The claim that the nefarious influence of dirty, dirty oil money has forced action to prevent catastrophic climate change is a mainstay of the environmental movement. It divides the world into villains and heroes. Typical is this broadside by Climate Change Commmittee member, and erstwhile president of the Royal Society, Lord May:

On one hand we have the IPCC, the rest of the world’s major scientific organisations, and the government’s chief scientific adviser, all pointing to the need to cut emissions. On the other we have a small band of sceptics, including lobbyists funded by the US oil industry, a sci-fi writer, and the Daily Mail, who deny the scientists are right.

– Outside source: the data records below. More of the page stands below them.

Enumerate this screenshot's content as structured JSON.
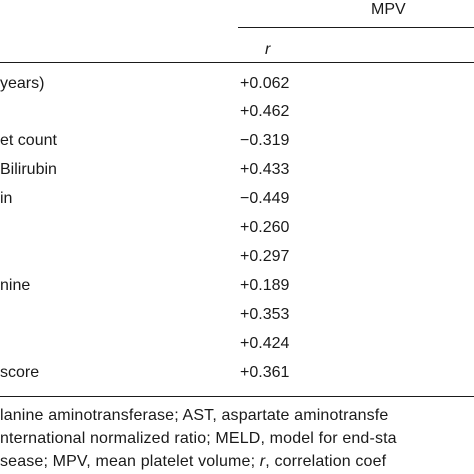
{
  "table": {
    "header": {
      "group_label": "MPV",
      "stat_label": "r"
    },
    "rows": [
      {
        "label": "years)",
        "value": "+0.062"
      },
      {
        "label": "",
        "value": "+0.462"
      },
      {
        "label": "et count",
        "value": "−0.319"
      },
      {
        "label": "Bilirubin",
        "value": "+0.433"
      },
      {
        "label": "in",
        "value": "−0.449"
      },
      {
        "label": "",
        "value": "+0.260"
      },
      {
        "label": "",
        "value": "+0.297"
      },
      {
        "label": "nine",
        "value": "+0.189"
      },
      {
        "label": "",
        "value": "+0.353"
      },
      {
        "label": "",
        "value": "+0.424"
      },
      {
        "label": "score",
        "value": "+0.361"
      }
    ]
  },
  "footnotes": {
    "line1": "lanine aminotransferase; AST, aspartate aminotransfe",
    "line2": "nternational normalized ratio; MELD, model for end-sta",
    "line3_a": "sease; MPV, mean platelet volume; ",
    "line3_r": "r",
    "line3_b": ", correlation coef"
  }
}
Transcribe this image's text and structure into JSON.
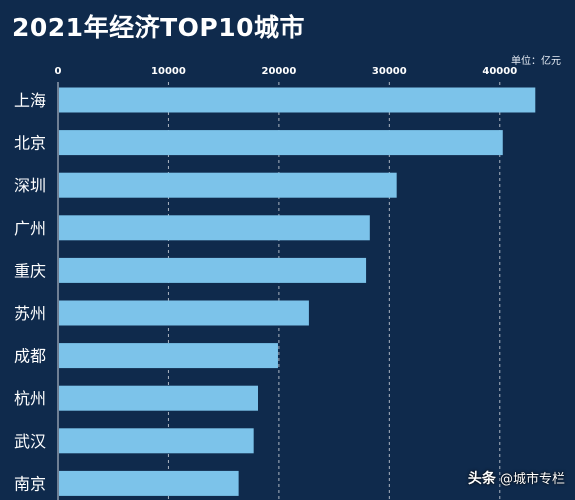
{
  "title": "2021年经济TOP10城市",
  "unit": "单位：亿元",
  "credit": {
    "brand": "头条",
    "account": "@城市专栏"
  },
  "colors": {
    "background": "#0f2a4c",
    "bar": "#7cc3ea",
    "text": "#ffffff",
    "grid": "#ffffff"
  },
  "chart_data": {
    "type": "bar",
    "orientation": "horizontal",
    "title": "2021年经济TOP10城市",
    "unit": "单位：亿元",
    "categories": [
      "上海",
      "北京",
      "深圳",
      "广州",
      "重庆",
      "苏州",
      "成都",
      "杭州",
      "武汉",
      "南京"
    ],
    "values": [
      43215,
      40270,
      30665,
      28232,
      27894,
      22718,
      19917,
      18109,
      17717,
      16355
    ],
    "xlim": [
      0,
      45000
    ],
    "xticks": [
      "0",
      "10000",
      "20000",
      "30000",
      "40000"
    ],
    "grid": "vertical dashed",
    "legend": "none"
  }
}
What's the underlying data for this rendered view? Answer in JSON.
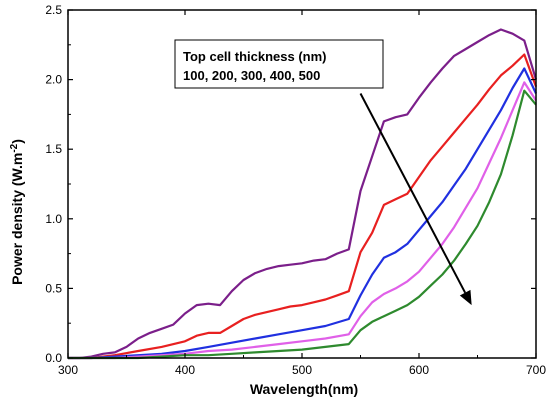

May might argue that there had been a failure of due process. After all, if Parliament defers to the advice of a committee on the basis that it is not equipped to make good policy, it cannot scrutinise the findings of the committee, and so must accept their advice, or be seen to be acting contrary to the evidence that it has sought.

But shouldn’t we subject the real winners of the climate change debate to the same scrutiny that Lord May subjects climate sceptics?

Eco-Prophets or Eco-Profiteers?

Ben has another article about the Climate Change Committee on The Register today. 

There’s no doubt there’s money to be made from this new legislation, which was passed last week. A recent conference, given the title ‘Cashing in on Carbon’ was, in its own words, “aimed squarely at investment banks, investors and major compliance buyers and is focused on how they can profit today from an increasingly diverse range of carbon-related investment opportunities”.